Il est difficile de lister de façon exhaustive les obligations d’un citoyen. Néanmoins, on peut citer :
- Le respect des lois et règlements en vigueur, ne serait-ce que pour nous prémunir d’un quelconque acte qui nous serait préjudiciable. Au vu de la loi, on ne pourra jamais dire « je ne savais pas » … nul n’est censé ignorer la loi.
- Participer au financement de l’Etat en s’acquittant des impôts, taxes, cotisations sociales et autres contributions. Ce qui implique que la fraude fiscale, comme le contournement de la loi, l’évasion fiscale vers les paradis fiscaux, le travail « au noir »… sont des violations des obligations du citoyen envers la communauté nationale.
- Le respect des droits des autres. On ne devrait par exemple pas juger un individu à cause de ses prises de position, qu’elles soient politiques, économiques, etc.

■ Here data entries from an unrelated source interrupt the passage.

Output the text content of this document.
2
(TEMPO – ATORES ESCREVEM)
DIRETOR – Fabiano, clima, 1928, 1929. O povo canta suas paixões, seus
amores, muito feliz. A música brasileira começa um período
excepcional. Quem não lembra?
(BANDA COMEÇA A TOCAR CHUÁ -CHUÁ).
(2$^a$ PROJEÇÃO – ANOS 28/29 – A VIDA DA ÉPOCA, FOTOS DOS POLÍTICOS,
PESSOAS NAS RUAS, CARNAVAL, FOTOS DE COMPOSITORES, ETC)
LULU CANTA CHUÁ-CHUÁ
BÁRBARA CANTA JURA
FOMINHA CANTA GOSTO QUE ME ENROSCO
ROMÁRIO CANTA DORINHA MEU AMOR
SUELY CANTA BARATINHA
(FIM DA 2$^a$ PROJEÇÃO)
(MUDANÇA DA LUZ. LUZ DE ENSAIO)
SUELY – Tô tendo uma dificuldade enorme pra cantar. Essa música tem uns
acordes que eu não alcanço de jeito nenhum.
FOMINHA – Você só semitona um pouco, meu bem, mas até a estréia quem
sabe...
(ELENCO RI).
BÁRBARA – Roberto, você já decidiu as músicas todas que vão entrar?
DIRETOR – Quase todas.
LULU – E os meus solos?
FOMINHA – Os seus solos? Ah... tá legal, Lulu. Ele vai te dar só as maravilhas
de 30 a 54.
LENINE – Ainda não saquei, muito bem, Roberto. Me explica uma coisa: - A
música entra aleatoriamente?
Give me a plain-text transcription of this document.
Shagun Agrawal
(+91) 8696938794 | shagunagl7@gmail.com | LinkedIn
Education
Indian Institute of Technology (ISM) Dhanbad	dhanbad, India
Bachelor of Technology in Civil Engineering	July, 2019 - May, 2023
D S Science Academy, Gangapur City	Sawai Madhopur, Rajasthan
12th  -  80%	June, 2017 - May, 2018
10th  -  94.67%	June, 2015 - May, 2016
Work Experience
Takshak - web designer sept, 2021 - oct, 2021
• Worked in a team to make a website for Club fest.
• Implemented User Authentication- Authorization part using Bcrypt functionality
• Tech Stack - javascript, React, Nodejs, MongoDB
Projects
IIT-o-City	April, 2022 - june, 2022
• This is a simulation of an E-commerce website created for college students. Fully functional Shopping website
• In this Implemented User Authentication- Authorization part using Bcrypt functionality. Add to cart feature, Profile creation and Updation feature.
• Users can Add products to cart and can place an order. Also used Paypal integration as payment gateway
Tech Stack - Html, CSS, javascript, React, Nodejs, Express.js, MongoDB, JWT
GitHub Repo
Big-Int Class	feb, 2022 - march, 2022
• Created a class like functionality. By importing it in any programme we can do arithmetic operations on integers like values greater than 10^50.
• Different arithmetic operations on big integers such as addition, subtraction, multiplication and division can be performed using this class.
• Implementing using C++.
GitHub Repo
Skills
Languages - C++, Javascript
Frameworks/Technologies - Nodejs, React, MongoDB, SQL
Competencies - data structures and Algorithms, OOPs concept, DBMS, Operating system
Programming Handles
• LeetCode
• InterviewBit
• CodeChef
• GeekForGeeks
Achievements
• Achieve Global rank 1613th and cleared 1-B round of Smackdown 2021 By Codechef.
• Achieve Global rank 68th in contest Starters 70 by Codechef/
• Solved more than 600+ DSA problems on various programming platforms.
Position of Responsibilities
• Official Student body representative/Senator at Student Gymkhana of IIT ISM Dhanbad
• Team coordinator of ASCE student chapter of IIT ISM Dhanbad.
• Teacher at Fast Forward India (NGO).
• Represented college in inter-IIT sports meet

- Faire preuve de civilité et de civisme. Oui, c’est à la mairie de veiller à la propreté de la ville. Mais cela ne signifie pas que notre devoir est de la salir. Donc, salir délibérément les espaces publics est un acte d’incivisme. Tout comme ne pas entretenir son espace privée lorsque celle-ci jouxte un espace public. Nous aussi devons veiller à la salubrité et au rayonnement de nos villes. Ne serait-ce que par la bonne tenue et l’entretien des biens publics ou collectifs. Etc.
A la lumière de ce qui précède, pouvons-nous revendiquer notre statut de citoyen gabonais quand non seulement nous ignorons nos propres droits mais aussi nos obligations vis-à-vis de notre pays ? Lorsqu’au quotidien nous posons des actes qui contribuent au maintien de notre pays dans le sous-développement ? Lorsque nous ne respectons même pas les droits des autres compatriotes ? Non. C’est pourquoi avant de se dire citoyen, activiste, résistant ou tout autre substantif dont nous nous auto-adjugeons, il est fondamental que nous sachions notre place dans la société. Par exemple, un activiste qui ne s’est pas d’abord approprié les valeurs de citoyenneté n’est qu’un agité. C’est une personne dont les actes feront autant de mal au pays que l’oppresseur qu’il prétend combattre. Car quand on s’approprie le droit de tout faire, en général, on choisit de faire n’importe quoi.
Enfin, ce n’est que mon Point de Vue.